As you gather sources, be critical about the information you include in your finished product. Select the most reliable sources that do the best job of answering your research question. Use the following criteria as a guide:
What are the author's credentials and affiliations?
Is the publisher or journal known and reputable?
Is information about the author/creator easy to find?
Is there an "About" page or contact information provided?
What ending does the web address have? (For example: .org, .edu, .com)
Does the author provide references to support his/her statements?
Is the source peer-reviewed? (Has the information been verified by other professionals or researchers in the field?)
Does the website have any disclaimers waiving responsibility for the information?
Are there any spelling or grammatical errors?
How current does your information need to be?
What is the publication date?
Is the information outdated?
Does the article or website have a publication date?
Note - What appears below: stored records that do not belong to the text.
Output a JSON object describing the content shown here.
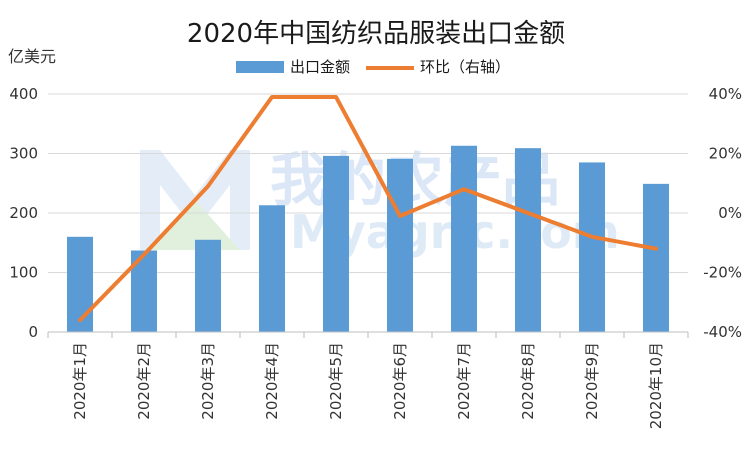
{
  "chart_data": {
    "type": "bar+line",
    "title": "2020年中国纺织品服装出口金额",
    "y_left_unit": "亿美元",
    "categories": [
      "2020年1月",
      "2020年2月",
      "2020年3月",
      "2020年4月",
      "2020年5月",
      "2020年6月",
      "2020年7月",
      "2020年8月",
      "2020年9月",
      "2020年10月"
    ],
    "series": [
      {
        "name": "出口金额",
        "kind": "bar",
        "axis": "left",
        "color": "#5b9bd5",
        "values": [
          160,
          137,
          155,
          213,
          296,
          291,
          313,
          309,
          285,
          249
        ]
      },
      {
        "name": "环比（右轴）",
        "kind": "line",
        "axis": "right",
        "color": "#ed7d31",
        "values": [
          -36,
          -14,
          9,
          39,
          39,
          -1,
          8,
          0,
          -8,
          -12
        ]
      }
    ],
    "y_left": {
      "min": 0,
      "max": 400,
      "ticks": [
        "0",
        "100",
        "200",
        "300",
        "400"
      ]
    },
    "y_right": {
      "min": -40,
      "max": 40,
      "ticks": [
        "-40%",
        "-20%",
        "0%",
        "20%",
        "40%"
      ]
    },
    "legend_position": "top-center",
    "grid": true,
    "watermark": {
      "line1": "我的农产品",
      "line2": "Myagric.com"
    }
  }
}
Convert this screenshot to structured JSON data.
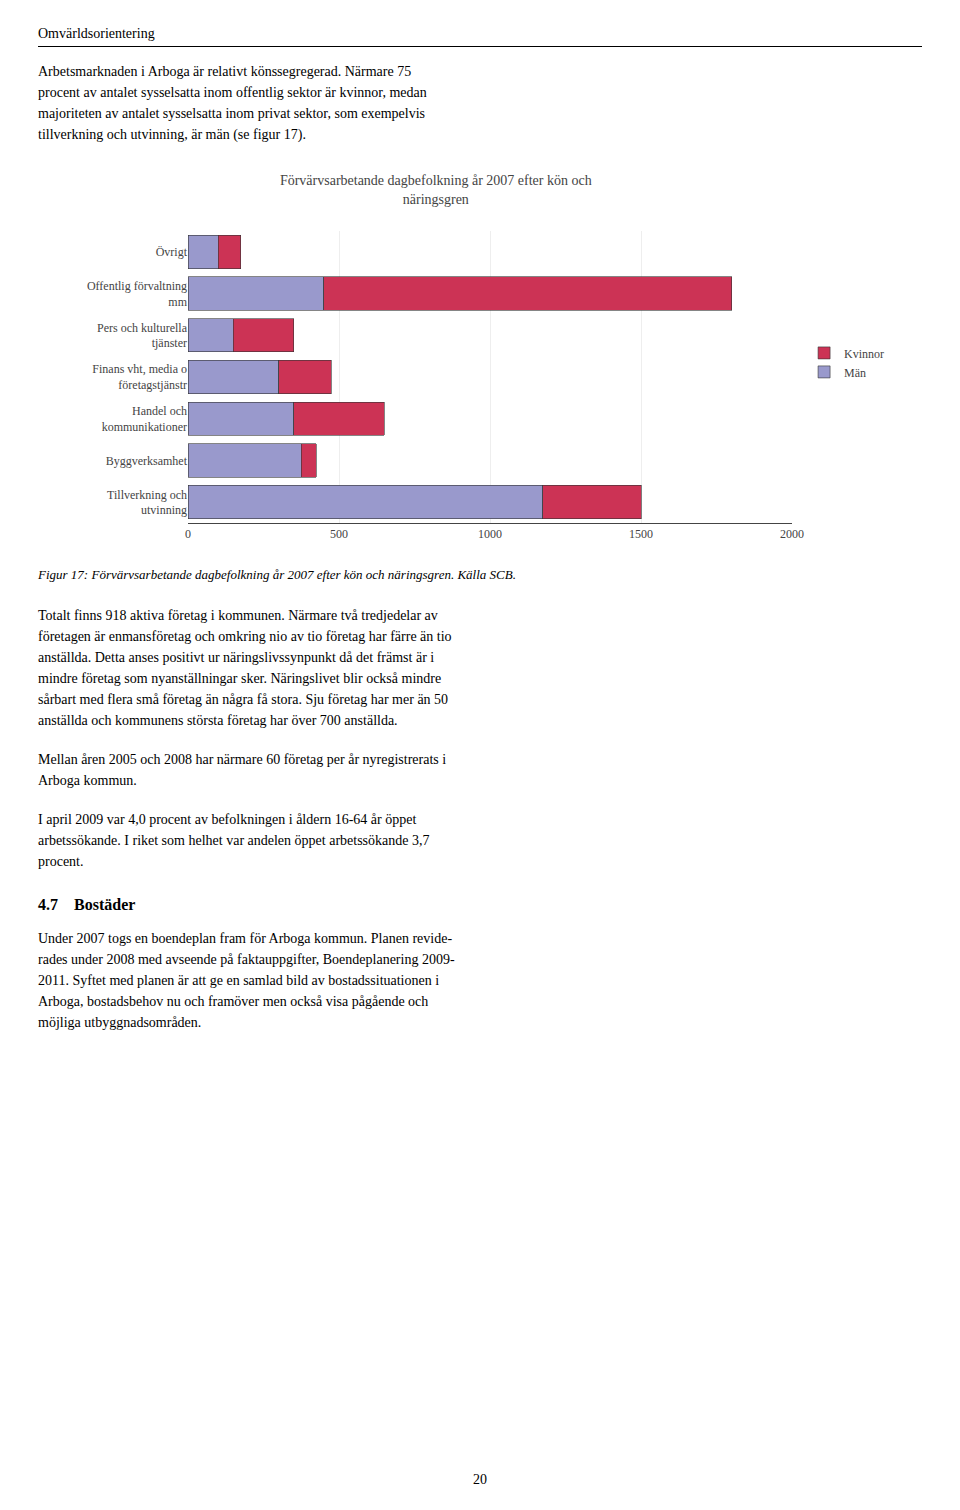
{
  "chart_data": {
    "type": "bar",
    "orientation": "horizontal",
    "stacked": true,
    "title": "Förvärvsarbetande dagbefolkning år 2007 efter kön och\nnäringsgren",
    "categories": [
      "Tillverkning och\nutvinning",
      "Byggverksamhet",
      "Handel och\nkommunikationer",
      "Finans vht, media o\nföretagstjänstr",
      "Pers och kulturella\ntjänster",
      "Offentlig förvaltning\nmm",
      "Övrigt"
    ],
    "series": [
      {
        "name": "Män",
        "color": "#9999cc",
        "values": [
          1175,
          375,
          350,
          300,
          150,
          450,
          100
        ]
      },
      {
        "name": "Kvinnor",
        "color": "#cc3355",
        "values": [
          325,
          50,
          300,
          175,
          200,
          1350,
          75
        ]
      }
    ],
    "xlim": [
      0,
      2000
    ],
    "xticks": [
      0,
      500,
      1000,
      1500,
      2000
    ],
    "grid": true,
    "legend": "right",
    "annotations": [
      "Omvärldsorientering",
      "Arbetsmarknaden i Arboga är relativt könssegregerad. Närmare 75\nprocent av antalet sysselsatta inom offentlig sektor är kvinnor, medan\nmajoriteten av antalet sysselsatta inom privat sektor, som exempelvis\ntillverkning och utvinning, är män (se figur 17).",
      "Figur 17: Förvärvsarbetande dagbefolkning år 2007 efter kön och näringsgren. Källa SCB.",
      "Totalt finns 918 aktiva företag i kommunen. Närmare två tredjedelar av\nföretagen är enmansföretag och omkring nio av tio företag har färre än tio\nanställda. Detta anses positivt ur näringslivssynpunkt då det främst är i\nmindre företag som nyanställningar sker. Näringslivet blir också mindre\nsårbart med flera små företag än några få stora. Sju företag har mer än 50\nanställda och kommunens största företag har över 700 anställda.",
      "Mellan åren 2005 och 2008 har närmare 60 företag per år nyregistrerats i\nArboga kommun.",
      "I april 2009 var 4,0 procent av befolkningen i åldern 16-64 år öppet\narbetssökande. I riket som helhet var andelen öppet arbetssökande 3,7\nprocent.",
      "4.7    Bostäder",
      "Under 2007 togs en boendeplan fram för Arboga kommun. Planen revide-\nrades under 2008 med avseende på faktauppgifter, Boendeplanering 2009-\n2011. Syftet med planen är att ge en samlad bild av bostadssituationen i\nArboga, bostadsbehov nu och framöver men också visa pågående och\nmöjliga utbyggnadsområden.",
      "20"
    ]
  }
}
Has the website been updated recently?
Do all of the links work?
Who is the audience: the general public, professionals, or researchers?
Is the information general or in-depth?
Does the website provide links to relevant outside sources?
Point of View
Is the information balanced and without bias?
Does the author have a specific goal or objective? (For example: to persuade, to entertain, to inform?)
Why was the website created?
Are there paying sponsors or advertisements on the website?
Look for patterns, connections, trends, and generalizations in the information. A visual organizer, such as a cause and effect map or compare and contrast map, may help you group together information in meaningful ways and draw conclusions. Make sure your conclusions are supported by evidence from your research.